Paranoia and distrust over the ubiquitous reliance on the automobile and our collective mortal gamble with every turn of its ignition are themes Radiohead have explored more than once on their B-sides ‘Stupid Car’ and ‘Killer Cars’. It’s a suspicion that’s entirely rational. According to data from the Department of Transport, someone was killed or injured on UK roads every 17 minutes between 2014 and 2023.

Frontman and songwriter Thom Yorke’s aversion to vehicles struck back in 1987 when he got involved in a serious car accident. He and his girlfriend were lucky to survive, saved by the explosive cushioning airbag that had only become a standard safety feature a few years prior. Despite his girlfriend suffering severe whiplash, Yorke stepped out of the wreckage relatively unscathed, flooded with the panicked adrenalin of having wavered on a life-ending knife-edge.

Ten years later, the traumatising events of Yorke’s dice with death hovered all over one of Radiohead’s most inspired cuts.

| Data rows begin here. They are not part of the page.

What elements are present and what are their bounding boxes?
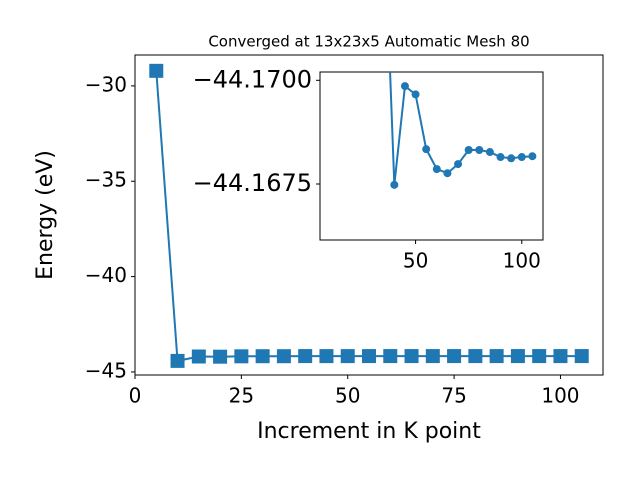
marker xyxy=(454,160,463,169)
marker xyxy=(404,349,419,364)
marker xyxy=(400,82,409,91)
chart-title: Converged at 13x23x5 Automatic Mesh 80 xyxy=(208,33,529,51)
x-tick-label: 25 xyxy=(229,384,254,408)
marker xyxy=(553,349,568,364)
marker xyxy=(411,90,420,99)
marker xyxy=(468,349,483,364)
marker xyxy=(255,349,270,364)
marker xyxy=(485,148,494,157)
marker xyxy=(464,145,473,154)
marker xyxy=(234,349,249,364)
y-tick-label: −44.1700 xyxy=(193,65,312,93)
marker xyxy=(528,152,537,161)
marker xyxy=(517,153,526,162)
marker xyxy=(276,349,291,364)
marker xyxy=(496,153,505,162)
marker xyxy=(507,154,516,163)
x-tick-label: 0 xyxy=(129,384,142,408)
marker xyxy=(383,349,398,364)
marker xyxy=(149,63,164,78)
marker xyxy=(510,349,525,364)
marker xyxy=(170,353,185,368)
y-tick-label: −30 xyxy=(85,72,127,96)
x-tick-label: 100 xyxy=(503,249,541,273)
marker xyxy=(432,165,441,174)
marker xyxy=(298,349,313,364)
x-tick-label: 100 xyxy=(541,384,579,408)
plot-content xyxy=(389,72,537,189)
marker xyxy=(213,349,228,364)
marker xyxy=(390,180,399,189)
marker xyxy=(340,349,355,364)
y-tick-label: −35 xyxy=(85,168,127,192)
marker xyxy=(443,169,452,178)
plot-content xyxy=(149,63,589,368)
y-tick-label: −40 xyxy=(85,263,127,287)
marker xyxy=(489,349,504,364)
marker xyxy=(574,349,589,364)
marker xyxy=(475,145,484,154)
marker xyxy=(447,349,462,364)
marker xyxy=(422,145,431,154)
x-tick-label: 75 xyxy=(441,384,466,408)
y-tick-label: −44.1675 xyxy=(193,169,312,197)
y-tick-label: −45 xyxy=(85,358,127,382)
marker xyxy=(191,349,206,364)
marker xyxy=(362,349,376,364)
y-axis-label: Energy (eV) xyxy=(33,150,58,280)
x-tick-label: 50 xyxy=(403,249,428,273)
x-tick-label: 50 xyxy=(335,384,360,408)
marker xyxy=(319,349,334,364)
marker xyxy=(532,349,547,364)
marker xyxy=(425,349,440,364)
x-axis-label: Increment in K point xyxy=(257,419,481,444)
plot-area xyxy=(319,71,544,241)
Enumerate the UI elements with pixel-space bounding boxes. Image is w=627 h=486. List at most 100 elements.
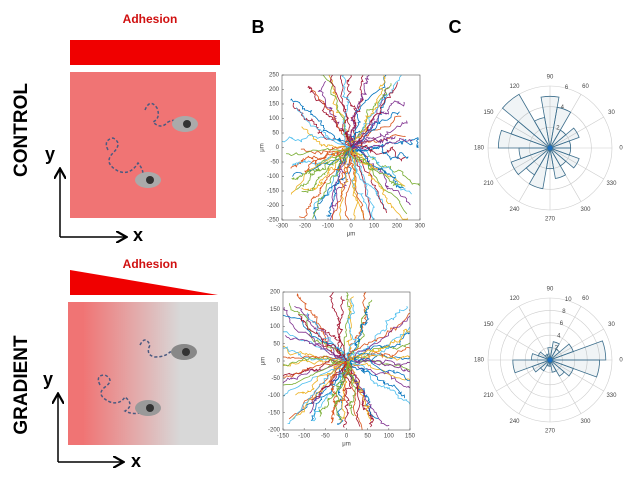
center-dot [547,145,553,151]
x-tick-label: 50 [364,434,371,440]
track-decoration [344,360,372,422]
rose-petal [549,147,572,156]
track-decoration [296,293,347,362]
grid-spoke [518,306,551,361]
rose-petal [540,95,560,149]
track-decoration [328,360,347,414]
track-decoration [349,75,370,148]
track-decoration [350,147,408,215]
grid-spoke [496,147,551,180]
angle-label: 120 [509,84,520,90]
y-axis-label: μm [261,357,267,365]
track-decoration [330,359,350,424]
track-decoration [294,305,347,362]
x-tick-label: -150 [277,434,290,440]
rose-petal [549,127,580,149]
nucleus [182,348,190,356]
y-tick-label: -50 [271,376,280,382]
rose-petal [549,343,574,361]
track-decoration [345,357,410,385]
y-tick-label: 150 [269,102,280,108]
track-decoration [339,75,352,148]
angle-label: 330 [606,181,617,187]
panel-label: B [252,17,265,37]
track-decoration [317,80,355,149]
track-decoration [348,147,365,220]
track-decoration [283,356,347,367]
angle-label: 240 [509,207,520,213]
gradient-diagram: Adhesion y x GRADIENT [11,257,218,471]
rose-petal [549,359,601,378]
r-tick-label: 6 [565,85,569,91]
center-dot [547,357,553,363]
track-decoration [350,139,406,162]
track-decoration [311,89,352,148]
cell-path [97,374,146,415]
track-decoration [350,147,408,220]
track-decoration [346,360,357,416]
y-tick-label: -200 [268,428,281,434]
angle-label: 300 [580,207,591,213]
track-decoration [344,147,352,220]
rose-petal [532,359,551,373]
y-tick-label: 200 [269,87,280,93]
x-tick-label: 100 [384,434,395,440]
track-decoration [350,120,408,149]
track-decoration [341,360,352,428]
y-tick-label: -150 [267,189,280,195]
r-tick-label: 4 [561,105,565,111]
track-decoration [313,147,354,220]
track-decoration [329,292,347,362]
track-decoration [282,133,352,149]
track-decoration [349,75,386,148]
y-tick-label: -250 [267,218,280,224]
angle-label: 30 [608,110,615,116]
row-label: GRADIENT [11,335,32,435]
track-decoration [350,75,387,148]
y-tick-label: 50 [273,341,280,347]
angle-label: 300 [580,419,591,425]
track-decoration [346,359,405,399]
track-decoration [283,346,347,363]
r-tick-label: 8 [562,309,566,315]
x-tick-label: -50 [321,434,330,440]
track-decoration [350,147,359,220]
track-decoration [285,335,347,363]
grid-spoke [549,359,604,392]
substrate [68,302,218,445]
angle-label: 90 [547,287,554,293]
track-decoration [329,75,352,148]
y-tick-label: -100 [268,393,281,399]
y-tick-label: 150 [270,307,281,313]
tracks [283,292,410,430]
track-decoration [336,360,348,426]
angle-label: 210 [484,393,495,399]
grid-spoke [496,359,551,392]
angle-label: 210 [484,181,495,187]
track-decoration [350,147,404,189]
x-tick-label: -100 [298,434,311,440]
rose-petal [539,359,551,372]
panel-label: C [449,17,462,37]
track-decoration [346,315,410,362]
track-decoration [345,309,410,362]
adhesion-label: Adhesion [123,12,178,26]
r-tick-label: 4 [557,333,561,339]
rose-petal [528,147,551,190]
track-decoration [350,100,405,149]
track-decoration [301,146,352,194]
adhesion-label: Adhesion [123,257,178,271]
track-decoration [283,355,347,367]
r-tick-label: 6 [560,321,564,327]
track-decoration [350,147,387,213]
track-decoration [296,107,352,148]
track-decoration [283,360,347,378]
y-tick-label: -50 [270,160,279,166]
rose-petal [547,347,553,361]
y-tick-label: 100 [270,324,281,330]
rose-petal [510,147,551,176]
y-label: y [43,369,53,389]
y-tick-label: 50 [272,131,279,137]
track-decoration [350,87,389,148]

Opening OK Computer, ‘Airbag’ explores society’s illusion of safety and the unquestioning reliance on technology for our perceived security.

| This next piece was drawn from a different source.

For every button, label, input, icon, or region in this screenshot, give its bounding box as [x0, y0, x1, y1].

‘Airbag’ forms one strand of OK Computer‘s conceptual shift away from The Bends‘ visceral self-examination toward a pre-millennial anxiety fraught with private terror at a world stricken with technocratic unease and social alienation.

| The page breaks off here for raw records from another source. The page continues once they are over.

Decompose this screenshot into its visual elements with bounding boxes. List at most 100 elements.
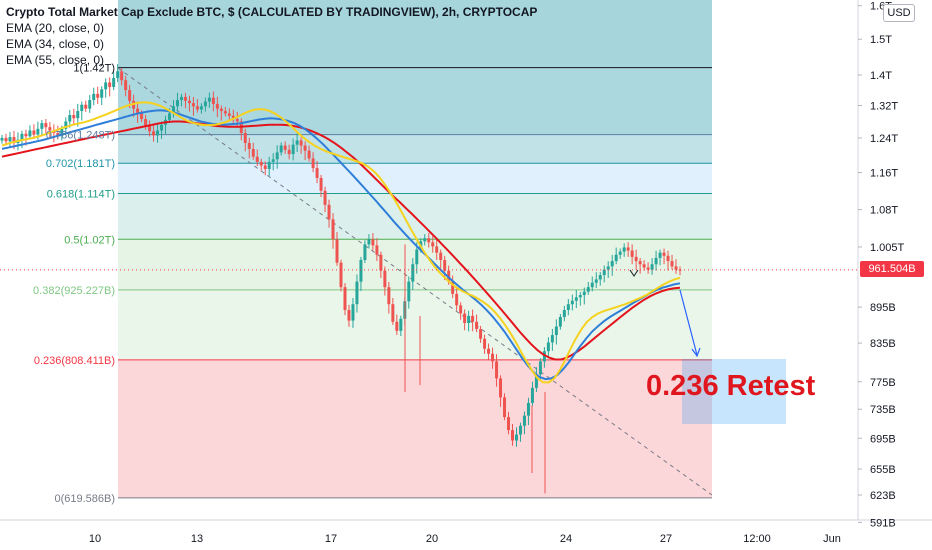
candle bbox=[199, 103, 203, 114]
candle bbox=[259, 158, 263, 171]
candle bbox=[247, 137, 251, 159]
candle bbox=[367, 234, 371, 249]
candle-body bbox=[491, 353, 495, 362]
candle bbox=[538, 358, 542, 380]
candle bbox=[510, 423, 514, 446]
last-price-tag: 961.504B bbox=[860, 261, 924, 277]
candle-body bbox=[407, 281, 411, 302]
candle-body bbox=[315, 168, 319, 178]
candle-body bbox=[8, 137, 12, 142]
candle bbox=[439, 249, 443, 269]
legend-ema55[interactable]: EMA (55, close, 0) bbox=[6, 53, 105, 67]
candle bbox=[124, 76, 128, 97]
time-tick-label: 20 bbox=[426, 533, 438, 545]
candle bbox=[279, 142, 283, 156]
candle-body bbox=[219, 108, 223, 112]
candle bbox=[44, 118, 48, 135]
candle bbox=[475, 314, 479, 333]
candle bbox=[32, 124, 36, 139]
candle-body bbox=[526, 402, 530, 416]
candle-body bbox=[475, 321, 479, 329]
candle bbox=[411, 258, 415, 290]
candle-body bbox=[343, 287, 347, 310]
time-tick-label: 10 bbox=[89, 533, 101, 545]
candle-body bbox=[347, 309, 351, 321]
candle bbox=[618, 248, 622, 259]
candle bbox=[323, 186, 327, 213]
candle bbox=[175, 92, 179, 112]
candle bbox=[570, 294, 574, 311]
candle-body bbox=[355, 281, 359, 305]
candle bbox=[120, 68, 124, 86]
candle-body bbox=[674, 266, 678, 270]
candle-body bbox=[626, 247, 630, 251]
candle bbox=[80, 101, 84, 121]
candle-body bbox=[56, 132, 60, 137]
candle bbox=[467, 310, 471, 332]
legend-ema34[interactable]: EMA (34, close, 0) bbox=[6, 37, 105, 51]
candle bbox=[179, 93, 183, 107]
candle bbox=[375, 238, 379, 262]
candle bbox=[331, 213, 335, 249]
candle-body bbox=[215, 103, 219, 109]
candle-body bbox=[467, 315, 471, 323]
candle bbox=[136, 101, 140, 123]
candle-body bbox=[415, 249, 419, 265]
candle-body bbox=[522, 415, 526, 426]
candle-body bbox=[487, 348, 491, 354]
candle bbox=[327, 199, 331, 228]
candle bbox=[590, 276, 594, 292]
candle-body bbox=[191, 103, 195, 107]
candle-body bbox=[331, 219, 335, 240]
candle-body bbox=[92, 93, 96, 101]
candle bbox=[343, 283, 347, 316]
candle bbox=[339, 259, 343, 292]
fib-zone-0.786 bbox=[118, 134, 712, 164]
price-tick-label: 591B bbox=[870, 517, 896, 529]
candle-body bbox=[530, 387, 534, 403]
candle-body bbox=[223, 111, 227, 114]
candle-body bbox=[367, 239, 371, 245]
candle bbox=[100, 86, 104, 106]
candle-body bbox=[510, 430, 514, 441]
candle bbox=[459, 302, 463, 320]
candle-body bbox=[271, 159, 275, 162]
price-tick-label: 895B bbox=[870, 302, 896, 314]
candle bbox=[383, 266, 387, 296]
fib-label-1: 1(1.42T) bbox=[73, 63, 115, 75]
candle-body bbox=[203, 101, 207, 107]
candle bbox=[84, 100, 88, 112]
candle-body bbox=[654, 257, 658, 265]
candle-body bbox=[299, 140, 303, 146]
fib-label-0.618: 0.618(1.114T) bbox=[47, 189, 115, 201]
candle-body bbox=[267, 161, 271, 169]
candle bbox=[471, 309, 475, 332]
fib-zone-0.236 bbox=[118, 359, 712, 498]
candle-body bbox=[479, 328, 483, 339]
candle-body bbox=[283, 145, 287, 150]
candle-body bbox=[534, 374, 538, 388]
candle bbox=[235, 111, 239, 128]
candle bbox=[642, 260, 646, 271]
price-tick-label: 655B bbox=[870, 464, 896, 476]
candle-body bbox=[148, 125, 152, 132]
candle-body bbox=[395, 321, 399, 331]
candle bbox=[530, 381, 534, 407]
legend-ema20[interactable]: EMA (20, close, 0) bbox=[6, 21, 105, 35]
candle bbox=[207, 92, 211, 108]
candle bbox=[534, 367, 538, 392]
ema-layer bbox=[1, 101, 681, 384]
candle bbox=[395, 314, 399, 335]
candle-body bbox=[64, 121, 68, 129]
candle bbox=[291, 138, 295, 161]
currency-button[interactable]: USD bbox=[883, 4, 915, 22]
candle bbox=[423, 234, 427, 246]
candle bbox=[518, 422, 522, 442]
candle bbox=[112, 71, 116, 91]
candle-body bbox=[68, 115, 72, 122]
candle bbox=[638, 257, 642, 274]
candle-body bbox=[514, 434, 518, 441]
candle-body bbox=[614, 254, 618, 262]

Sonically, their third album was a giant creative leap forward, too. Recorded in Bath’s St Catherine’s Court mansion, ‘Airbag’ took cues from DJ Shadow‘s slack turntablism and chopped up three seconds of Phil Selway’s drumming to craft its distinctive stuttering beat. Dolloped with electronic effects and dub-style breaks, OK Computer‘s opening track established Radiohead’s bold artistic hinterland with its stirring experimentalism within the first few seconds of hitting play.

Yorke’s conclusions on the fateful crash are still shrouded in ambiguity. “Has an airbag saved my life? Nah… but I tell you something, every time you have a near accident, instead of just sighing and carrying on, you should pull over, get out of the car and run down the street screaming, ‘I’m BACK! I’m ALIVE! My life has started again today,” Yorke told Select in 1997. “In fact, you should do that every time you get out of a car. We’re just riding on those things – we’re not really in control of them.”

Perhaps Homo sapiens just shouldn’t be confined in enclosed bubbles of metal at speeds of 70mph? It’s a question OK Computer returns to on its finale ‘The Tourist’, a shimmering waltz pleading for the neoliberal world to just stop and smell the flowers a little, but its “Hey man, slow down” lyrical refrain offers a fittingly circular arc to their third LP’s report on a world too busy for its own health.

“Every age has its crazy idiosyncrasies, crazy double-think,” Yorke concluded in a conversation with Q in 1997. “To me, for our era, it’s cars. I always get told off for being obsessed about it, but every time I get in my car. I have to say to myself that I might never get out again. Or I might get out, but I won’t be able to walk.”